Bütün dinlerin, bütün mezheplerin üstüne çıkmış olan, fakat zâhiren HanefîMezhebine ve tasavvufa bağlı bulunan Mevlânâ’nın cebir ve ihtiyar hususundaki inancı da tam moralist bir inançtır. O, âdeta mezhepte olduğu kadar tasavvufta da bir müçtehittir. Ona göre; cüz’î iradeyi inkâr edip yapılan işlerin, kulun irade ve ihtiyariyle olduğunu kabul eden, Tanrı bilgisinin kulu, bir işi yapmaya cebretmediğini söyleyen Mu’tezile haksızdır. Fakat kulun idare ve ihtiyarını kabul etmeyen Cebrîler de haklı değildir. Bir ok atsak biz yayız, atan Tanrıdır. Fakat feryâdımız nasıl aczimize delâlet ediyorsa utanmamız ve nâdim olmamız da ihtiyârımıza delâlet eder. Gerçek ve Mutlak Varlığa ulaşmayan, benliğinden, bencilliğinden, geçmeyen kişinin, yaptığı işleri Tanrıya isnad etmesi yalancılıktır. Bu çeşit insan, mademki henüz Mutlak Varlık’ta yok olmamıştır; iyiye, hayra çalışması, edebe riayet etmesi, hayrı Tanrıdan bilip kötülüğü kendisine vermesi gerektir. Benliğinden, benciliğinden kurtulan, Mutlak Varlık’a ulaşan kişiye gelince o, cebirden de bahsedebilir, ihtiyardan da; çünkü onun varlığı, nasıl Tanrı varlığıysa ihtiyârı da Tanrı ihtiyârıdır. Görülüyor ki bu, tamamıyla mezhep içinde bir içtihattır. Zâten Mevlânâ, kıyâsı kabul etmemekle, sarhoşun karı boşamasının doğru olmadığını söylemekle de Hanefî Mezhebinde bir müçtehit olduğunu izhâr etmiştir.
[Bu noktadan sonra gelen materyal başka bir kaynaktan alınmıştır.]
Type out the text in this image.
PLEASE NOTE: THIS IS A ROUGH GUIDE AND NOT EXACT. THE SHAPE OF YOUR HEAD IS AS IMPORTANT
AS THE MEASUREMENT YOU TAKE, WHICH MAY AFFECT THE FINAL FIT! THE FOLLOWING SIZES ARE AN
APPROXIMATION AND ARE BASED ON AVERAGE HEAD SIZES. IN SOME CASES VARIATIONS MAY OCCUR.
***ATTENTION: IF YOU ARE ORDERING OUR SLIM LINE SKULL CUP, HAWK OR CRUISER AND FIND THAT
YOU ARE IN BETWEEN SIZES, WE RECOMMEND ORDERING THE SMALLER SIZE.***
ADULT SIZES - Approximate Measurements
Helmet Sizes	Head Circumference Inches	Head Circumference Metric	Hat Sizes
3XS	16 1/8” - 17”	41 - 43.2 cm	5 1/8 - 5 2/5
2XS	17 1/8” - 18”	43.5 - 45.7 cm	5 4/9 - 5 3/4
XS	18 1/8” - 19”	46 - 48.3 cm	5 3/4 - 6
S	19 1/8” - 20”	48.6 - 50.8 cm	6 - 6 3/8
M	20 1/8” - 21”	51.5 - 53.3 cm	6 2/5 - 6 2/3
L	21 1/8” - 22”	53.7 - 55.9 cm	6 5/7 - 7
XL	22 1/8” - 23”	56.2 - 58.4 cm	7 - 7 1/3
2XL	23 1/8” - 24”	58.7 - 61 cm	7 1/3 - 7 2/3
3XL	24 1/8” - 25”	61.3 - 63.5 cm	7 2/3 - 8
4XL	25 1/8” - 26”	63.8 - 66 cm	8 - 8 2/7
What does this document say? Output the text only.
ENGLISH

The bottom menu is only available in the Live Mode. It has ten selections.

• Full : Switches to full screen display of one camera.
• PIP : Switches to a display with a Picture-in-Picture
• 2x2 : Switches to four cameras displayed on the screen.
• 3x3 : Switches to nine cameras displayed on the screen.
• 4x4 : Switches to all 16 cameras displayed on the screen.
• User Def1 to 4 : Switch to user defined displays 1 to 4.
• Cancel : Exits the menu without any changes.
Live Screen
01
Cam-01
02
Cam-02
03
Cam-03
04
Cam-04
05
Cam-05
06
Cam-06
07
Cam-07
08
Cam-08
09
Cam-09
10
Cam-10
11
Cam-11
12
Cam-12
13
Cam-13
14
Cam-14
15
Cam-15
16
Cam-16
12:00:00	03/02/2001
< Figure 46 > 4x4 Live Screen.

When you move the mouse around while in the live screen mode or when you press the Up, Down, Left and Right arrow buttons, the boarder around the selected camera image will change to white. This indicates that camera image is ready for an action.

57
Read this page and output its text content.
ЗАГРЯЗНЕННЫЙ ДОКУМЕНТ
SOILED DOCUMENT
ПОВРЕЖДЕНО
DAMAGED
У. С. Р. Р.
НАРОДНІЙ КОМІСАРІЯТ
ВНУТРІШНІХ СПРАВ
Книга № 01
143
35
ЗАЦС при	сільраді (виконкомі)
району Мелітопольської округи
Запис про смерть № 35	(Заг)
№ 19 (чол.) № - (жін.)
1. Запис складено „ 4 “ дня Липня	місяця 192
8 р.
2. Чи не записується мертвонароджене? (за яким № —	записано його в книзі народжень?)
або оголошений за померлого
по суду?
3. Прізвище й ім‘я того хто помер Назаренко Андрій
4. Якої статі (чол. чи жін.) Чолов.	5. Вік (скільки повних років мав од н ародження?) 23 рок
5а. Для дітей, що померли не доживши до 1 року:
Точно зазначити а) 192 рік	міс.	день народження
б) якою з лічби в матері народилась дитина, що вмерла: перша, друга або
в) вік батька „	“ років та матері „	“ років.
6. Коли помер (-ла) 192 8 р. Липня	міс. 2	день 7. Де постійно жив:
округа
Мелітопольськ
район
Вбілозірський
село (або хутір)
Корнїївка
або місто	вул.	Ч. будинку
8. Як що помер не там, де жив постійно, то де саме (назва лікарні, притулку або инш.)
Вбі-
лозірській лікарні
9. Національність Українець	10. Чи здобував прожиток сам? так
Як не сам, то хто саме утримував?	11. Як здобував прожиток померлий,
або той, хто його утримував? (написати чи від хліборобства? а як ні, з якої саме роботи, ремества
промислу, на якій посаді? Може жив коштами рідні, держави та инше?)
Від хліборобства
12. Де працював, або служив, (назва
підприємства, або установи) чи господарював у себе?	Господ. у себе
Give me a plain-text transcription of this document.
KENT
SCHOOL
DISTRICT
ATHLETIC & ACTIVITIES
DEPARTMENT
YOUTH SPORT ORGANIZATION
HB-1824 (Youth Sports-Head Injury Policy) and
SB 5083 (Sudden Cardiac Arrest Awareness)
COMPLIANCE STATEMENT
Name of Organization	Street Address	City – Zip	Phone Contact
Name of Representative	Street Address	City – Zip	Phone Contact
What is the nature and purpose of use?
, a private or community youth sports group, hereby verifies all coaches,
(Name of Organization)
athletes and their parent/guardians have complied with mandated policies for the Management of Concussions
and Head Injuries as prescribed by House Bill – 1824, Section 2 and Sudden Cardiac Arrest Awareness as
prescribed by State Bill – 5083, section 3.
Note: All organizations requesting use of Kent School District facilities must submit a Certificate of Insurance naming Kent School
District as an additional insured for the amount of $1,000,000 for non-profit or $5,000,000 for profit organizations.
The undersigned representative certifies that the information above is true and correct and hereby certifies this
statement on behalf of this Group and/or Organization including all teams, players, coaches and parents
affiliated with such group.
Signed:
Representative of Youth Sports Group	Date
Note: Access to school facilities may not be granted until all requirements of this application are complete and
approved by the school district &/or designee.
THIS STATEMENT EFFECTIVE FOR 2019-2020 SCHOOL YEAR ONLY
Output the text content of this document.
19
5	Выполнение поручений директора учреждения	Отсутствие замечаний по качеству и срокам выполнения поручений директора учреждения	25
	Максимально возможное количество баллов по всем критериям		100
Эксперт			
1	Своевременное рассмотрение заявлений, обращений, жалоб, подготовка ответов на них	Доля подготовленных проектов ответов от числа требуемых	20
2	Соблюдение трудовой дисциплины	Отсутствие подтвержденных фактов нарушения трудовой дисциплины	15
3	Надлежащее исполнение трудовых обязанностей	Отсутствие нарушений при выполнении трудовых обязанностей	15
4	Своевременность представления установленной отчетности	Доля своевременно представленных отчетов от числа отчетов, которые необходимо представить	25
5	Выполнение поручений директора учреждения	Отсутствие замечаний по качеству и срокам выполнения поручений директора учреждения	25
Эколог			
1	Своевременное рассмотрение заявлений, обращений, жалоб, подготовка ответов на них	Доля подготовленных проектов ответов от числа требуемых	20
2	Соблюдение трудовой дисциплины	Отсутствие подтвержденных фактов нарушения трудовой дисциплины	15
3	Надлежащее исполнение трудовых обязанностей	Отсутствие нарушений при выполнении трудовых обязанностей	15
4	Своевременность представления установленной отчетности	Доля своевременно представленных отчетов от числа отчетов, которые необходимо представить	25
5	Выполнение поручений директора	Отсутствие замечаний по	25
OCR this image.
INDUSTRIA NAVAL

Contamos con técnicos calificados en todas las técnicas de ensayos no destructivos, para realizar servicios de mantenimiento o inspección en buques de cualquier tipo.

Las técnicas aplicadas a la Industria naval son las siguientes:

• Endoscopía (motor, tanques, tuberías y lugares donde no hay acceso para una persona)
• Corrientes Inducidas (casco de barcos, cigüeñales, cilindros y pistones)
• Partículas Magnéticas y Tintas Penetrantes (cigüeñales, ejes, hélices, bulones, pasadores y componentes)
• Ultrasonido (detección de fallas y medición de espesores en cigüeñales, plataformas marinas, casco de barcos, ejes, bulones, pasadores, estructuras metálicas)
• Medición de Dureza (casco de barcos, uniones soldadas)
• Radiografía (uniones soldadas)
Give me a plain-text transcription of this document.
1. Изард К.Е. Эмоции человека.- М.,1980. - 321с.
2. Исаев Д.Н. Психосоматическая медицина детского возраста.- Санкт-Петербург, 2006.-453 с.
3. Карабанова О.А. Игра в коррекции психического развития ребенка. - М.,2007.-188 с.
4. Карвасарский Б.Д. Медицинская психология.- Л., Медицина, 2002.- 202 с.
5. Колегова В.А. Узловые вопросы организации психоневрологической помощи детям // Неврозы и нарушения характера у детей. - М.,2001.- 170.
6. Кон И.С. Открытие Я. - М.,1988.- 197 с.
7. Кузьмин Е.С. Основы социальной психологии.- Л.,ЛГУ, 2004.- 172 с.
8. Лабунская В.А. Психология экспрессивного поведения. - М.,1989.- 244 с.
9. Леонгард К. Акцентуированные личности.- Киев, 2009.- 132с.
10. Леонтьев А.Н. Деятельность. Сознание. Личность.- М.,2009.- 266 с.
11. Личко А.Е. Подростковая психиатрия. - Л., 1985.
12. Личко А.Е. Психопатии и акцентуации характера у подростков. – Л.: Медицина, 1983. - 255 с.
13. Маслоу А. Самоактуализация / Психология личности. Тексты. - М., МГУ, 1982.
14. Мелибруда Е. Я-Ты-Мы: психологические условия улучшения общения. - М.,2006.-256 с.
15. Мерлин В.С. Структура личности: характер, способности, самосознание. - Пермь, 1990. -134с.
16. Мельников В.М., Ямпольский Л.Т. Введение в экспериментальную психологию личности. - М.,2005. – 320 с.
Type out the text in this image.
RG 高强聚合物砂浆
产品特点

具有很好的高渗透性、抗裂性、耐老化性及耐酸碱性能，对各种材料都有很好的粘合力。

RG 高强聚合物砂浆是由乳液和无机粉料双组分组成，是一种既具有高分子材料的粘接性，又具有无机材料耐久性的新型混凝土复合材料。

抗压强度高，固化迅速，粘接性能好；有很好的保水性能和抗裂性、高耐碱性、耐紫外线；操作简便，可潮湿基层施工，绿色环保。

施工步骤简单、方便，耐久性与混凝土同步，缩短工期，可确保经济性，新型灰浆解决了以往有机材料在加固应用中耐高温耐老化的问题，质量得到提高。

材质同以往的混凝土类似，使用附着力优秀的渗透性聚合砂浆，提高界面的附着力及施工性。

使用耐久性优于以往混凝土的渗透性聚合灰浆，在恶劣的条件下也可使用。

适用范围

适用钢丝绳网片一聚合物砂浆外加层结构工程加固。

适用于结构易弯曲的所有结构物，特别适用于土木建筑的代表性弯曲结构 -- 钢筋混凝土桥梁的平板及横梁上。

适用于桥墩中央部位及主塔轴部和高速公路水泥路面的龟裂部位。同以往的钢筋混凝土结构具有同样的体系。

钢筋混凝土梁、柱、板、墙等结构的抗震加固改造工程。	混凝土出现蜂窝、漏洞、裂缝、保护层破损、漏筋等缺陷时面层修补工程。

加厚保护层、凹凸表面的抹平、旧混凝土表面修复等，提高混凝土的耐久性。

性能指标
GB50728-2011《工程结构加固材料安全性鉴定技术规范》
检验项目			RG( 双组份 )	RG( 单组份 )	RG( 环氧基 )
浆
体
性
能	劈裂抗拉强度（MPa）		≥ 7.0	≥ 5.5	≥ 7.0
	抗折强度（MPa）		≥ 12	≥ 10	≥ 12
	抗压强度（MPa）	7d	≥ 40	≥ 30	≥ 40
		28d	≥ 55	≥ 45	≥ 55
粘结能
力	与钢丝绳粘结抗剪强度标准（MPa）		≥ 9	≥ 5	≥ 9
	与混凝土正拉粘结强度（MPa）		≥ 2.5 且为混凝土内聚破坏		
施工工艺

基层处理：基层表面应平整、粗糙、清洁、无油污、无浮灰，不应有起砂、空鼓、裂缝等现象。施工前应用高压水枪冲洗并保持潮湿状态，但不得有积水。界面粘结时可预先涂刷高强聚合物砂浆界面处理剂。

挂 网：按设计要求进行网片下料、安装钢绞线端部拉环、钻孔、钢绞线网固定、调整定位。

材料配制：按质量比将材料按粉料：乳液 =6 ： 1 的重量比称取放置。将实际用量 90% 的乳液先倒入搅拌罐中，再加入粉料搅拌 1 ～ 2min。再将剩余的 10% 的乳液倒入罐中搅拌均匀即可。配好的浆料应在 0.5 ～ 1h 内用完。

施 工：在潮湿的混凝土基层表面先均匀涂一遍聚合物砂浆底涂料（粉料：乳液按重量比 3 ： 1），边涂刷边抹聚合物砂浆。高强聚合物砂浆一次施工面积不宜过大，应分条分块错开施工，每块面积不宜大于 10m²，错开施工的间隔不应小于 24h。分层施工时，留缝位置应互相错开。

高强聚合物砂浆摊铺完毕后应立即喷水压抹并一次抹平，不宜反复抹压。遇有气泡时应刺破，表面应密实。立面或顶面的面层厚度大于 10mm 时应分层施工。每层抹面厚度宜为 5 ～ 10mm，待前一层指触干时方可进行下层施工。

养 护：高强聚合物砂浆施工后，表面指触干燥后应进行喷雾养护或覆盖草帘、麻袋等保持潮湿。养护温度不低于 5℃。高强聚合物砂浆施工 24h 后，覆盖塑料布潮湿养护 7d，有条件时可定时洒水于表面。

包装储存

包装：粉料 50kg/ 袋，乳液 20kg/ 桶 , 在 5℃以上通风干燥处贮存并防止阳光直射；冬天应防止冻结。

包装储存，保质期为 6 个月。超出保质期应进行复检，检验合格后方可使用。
Mevlânâ, insan zaafını bildiği için insandan yüz yüze iyilik istemez; niyetinin iyi ve güzel olmasına bakar. O, sebzenin bile saplarıyla tartıldığını bilir. Her şeyin hayra ve olgunluğa doğru gittiğine inandığı gibi, kötülüğün de olgunluğun ve iyiliğin noksanı olduğunu bilir. Yumuşaklığın, yüzlerce ordudan daha kuvvetli olduğunu söylemekle beraber, sorumluluğa da gerçekten taraftardır.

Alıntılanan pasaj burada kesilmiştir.